Jesus’ words in Matthew 14:26, 33 sometimes feel a lot to me like I imagine Yoda’s words felt to Anakin. They feel threatening and unobtainable and, if I’m being honest, something unworthy of being obtained. When I approach this command to forsake everything I hold most dear with an attitude of fear, my instinct is to cling tightly to the things I only imagine I control anyway. And when I approach this command in that way, I miss the freeing, beautiful truth in Jesus’ words: There is no fulfillment in loving other things if I love them before God. There is nothing righteous or good in that, and, ultimately, it is a counterfeit way to love those around me—something that cannot be sustained.
A New Anakin
To me, the most poignant scene in all of the Star Wars films was the final battle between Anakin and Obi-wan Kenobi. The words he screams to Anakin, maybe even to himself, end the prequels—which had fallen flat in many ways—in a truly powerful way: “You were the chosen one! It was said that you would destroy the Sith, not join them. You were to bring balance to the force, not leave it in darkness.”
The refrain is bitter-sweet, and most viewers enjoy the scene with an advantage Obi-wan did not have: foreknowledge of Luke Skywalker—of a new hope, born of the despair Anakin’s fear wrought on the galaxy.
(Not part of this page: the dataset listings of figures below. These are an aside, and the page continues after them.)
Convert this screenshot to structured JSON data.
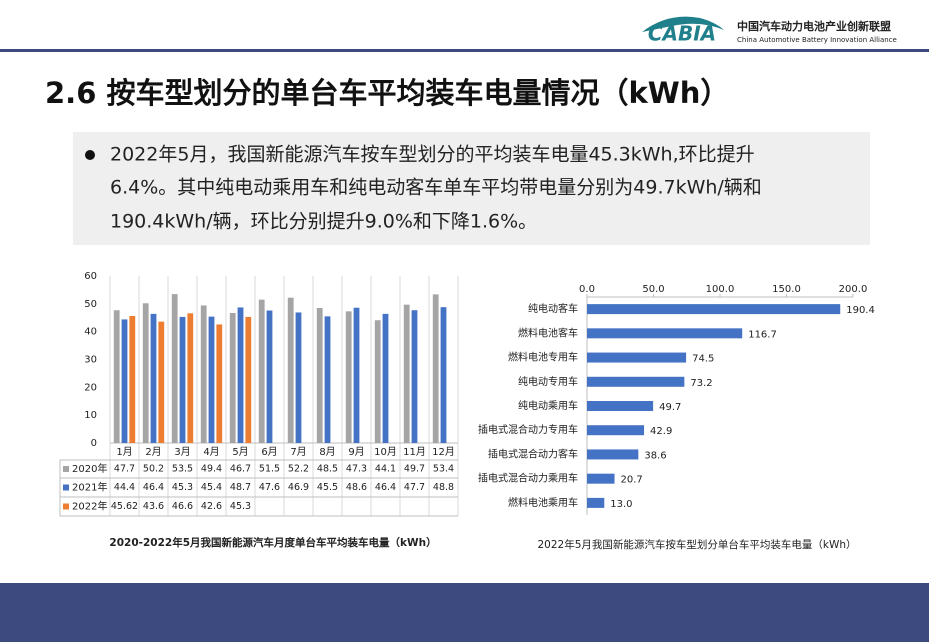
{
  "header": {
    "logo": "CABIA",
    "org_cn": "中国汽车动力电池产业创新联盟",
    "org_en": "China Automotive Battery Innovation Alliance"
  },
  "title": "2.6 按车型划分的单台车平均装车电量情况（kWh）",
  "bullet": {
    "lines": [
      "2022年5月，我国新能源汽车按车型划分的平均装车电量45.3kWh,环比提升",
      "6.4%。其中纯电动乘用车和纯电动客车单车平均带电量分别为49.7kWh/辆和",
      "190.4kWh/辆，环比分别提升9.0%和下降1.6%。"
    ]
  },
  "chart_data": [
    {
      "type": "bar",
      "title": "2020-2022年5月我国新能源汽车月度单台车平均装车电量（kWh）",
      "categories": [
        "1月",
        "2月",
        "3月",
        "4月",
        "5月",
        "6月",
        "7月",
        "8月",
        "9月",
        "10月",
        "11月",
        "12月"
      ],
      "series": [
        {
          "name": "2020年",
          "color": "#a5a5a5",
          "values": [
            47.7,
            50.2,
            53.5,
            49.4,
            46.7,
            51.5,
            52.2,
            48.5,
            47.3,
            44.1,
            49.7,
            53.4
          ]
        },
        {
          "name": "2021年",
          "color": "#4472c4",
          "values": [
            44.4,
            46.4,
            45.3,
            45.4,
            48.7,
            47.6,
            46.9,
            45.5,
            48.6,
            46.4,
            47.7,
            48.8
          ]
        },
        {
          "name": "2022年",
          "color": "#ed7d31",
          "values": [
            45.62,
            43.6,
            46.6,
            42.6,
            45.3,
            null,
            null,
            null,
            null,
            null,
            null,
            null
          ]
        }
      ],
      "ylim": [
        0,
        60
      ],
      "yticks": [
        0,
        10,
        20,
        30,
        40,
        50,
        60
      ],
      "grid": false
    },
    {
      "type": "hbar",
      "title": "2022年5月我国新能源汽车按车型划分单台车平均装车电量（kWh）",
      "categories": [
        "纯电动客车",
        "燃料电池客车",
        "燃料电池专用车",
        "纯电动专用车",
        "纯电动乘用车",
        "插电式混合动力专用车",
        "插电式混合动力客车",
        "插电式混合动力乘用车",
        "燃料电池乘用车"
      ],
      "values": [
        190.4,
        116.7,
        74.5,
        73.2,
        49.7,
        42.9,
        38.6,
        20.7,
        13.0
      ],
      "value_labels": [
        "190.4",
        "116.7",
        "74.5",
        "73.2",
        "49.7",
        "42.9",
        "38.6",
        "20.7",
        "13.0"
      ],
      "color": "#4472c4",
      "xlim": [
        0,
        200
      ],
      "xticks": [
        {
          "value": 0,
          "label": "0.0"
        },
        {
          "value": 50,
          "label": "50.0"
        },
        {
          "value": 100,
          "label": "100.0"
        },
        {
          "value": 150,
          "label": "150.0"
        },
        {
          "value": 200,
          "label": "200.0"
        }
      ]
    }
  ]
}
In much the same way, Christians are privy to foreknowledge of Christ and His coming. It casts a sheen of hope on dark times, and it makes phrases like “train yourself to let go of everything you fear to lose” more palatable than they could ever be otherwise. Because, though we are not promised good things here, we absorb them with the knowledge that there is reconciliation to come. We are able to absorb otherwise trite comments to have peace in suffering because we serve a God who has given us a way to make that abstract admonishment a literal solution. Yes, there is temporal pain, but there is eventual reconciliation that will carry us into eternity.
That, more than anything else, is what I have found accessible, worthwhile, and holistically good about the Star Wars saga.